Meeting psychological need through integrated care
Emotional and Psychological Support and Care in Diabetes (NHS Diabetes and Diabetes UK, 2010) describes the range of emotional and psychological needs of people with diabetes as a pyramid model; milder at level 1 to more severe at level 5. Level 3 is defined as emotional and psychological conditions that are diagnosable, and can generally be treated through psychological intervention alone. The report gives an example of this as disordered attitudes to eating or eating behaviours.
The diabetes team in primary and secondary care needs the skills, as appropriate, to address the five levels of this pyramid model. People in the UK with diabetes should not have to rely on the best efforts of people who are not adequately trained or supported for the provision of this psychological help and treatment.
Competencies of knowledge and skills have been outlined in the NHS Diabetes and Diabetes UK (2010) document, and are assumed to be cumulative, again at each of the five levels. By level two, for example, basic intervention skills could be counselling skills with some supervision, such as the ability to provide alternative perspectives, and experience of delivering structured education or dietary advice. At level three, skills such as advanced counselling or established competencies delivering intermediate psychological intervention, for example motivational interviewing or CBT skills, are detailed. Such skills would be appropriate for professionals dealing with the eating difficulties experienced by this group of people.

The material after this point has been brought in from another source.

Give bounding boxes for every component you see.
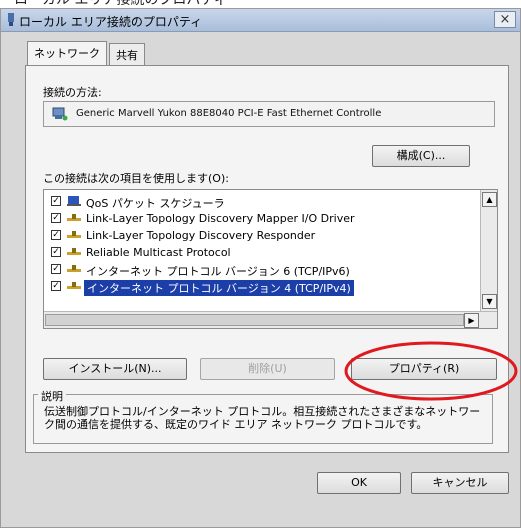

These competencies recognise a range of psychological and emotional distress associated with diabetes, but the area of disordered eating in particular is pertinent to all healthcare professionals when working in a positive
way to treat this population.
Competencies are invaluable for embedding psychological support in all care pathways and for clarifying the boundaries of every professional’s role. The report states that it is compelling from a clinical and financial aspect that these needs are addressed. Besides the psychological benefits to the individual, there is a possible delay in prescribing as a result of non-pharmacological treatment options for disturbed eating behaviours in type 2 diabetes. Given the vast costs now associated with diabetes prescribing, and for the chronic progression of type 2 diabetes, if there can be a delay in escalating pharmacological treatment in a significant minority of people with type 2 diabetes, this may be beneficial.
Unfortunately, access to psychological therapy training to support and develop these skills within diabetes teams is in short supply. Minding the Gap, a report by Diabetes UK (2008), found that 85% of people with diabetes in the UK had no defined access to psychological support and care or, at best, only local generic services. The results of this survey show that healthcare professionals working within diabetes felt that specialist, integrated psychological support should be available. As well as direct intervention, this support could provide the training and supervision to the multidisciplinary team, and should be flexible to diabetes care when provided in the community setting.
There is need for training among primary care health professionals including practice nurses, GPs and dietitians, to identify individuals with disordered eating, and to offer appropriate support and consistent messages to support individual treatment goals. The advantage to the individual’s wellbeing and longer term weight management is evident, as well as the potential cost savings to prescribers, if more expensive therapies can be delayed.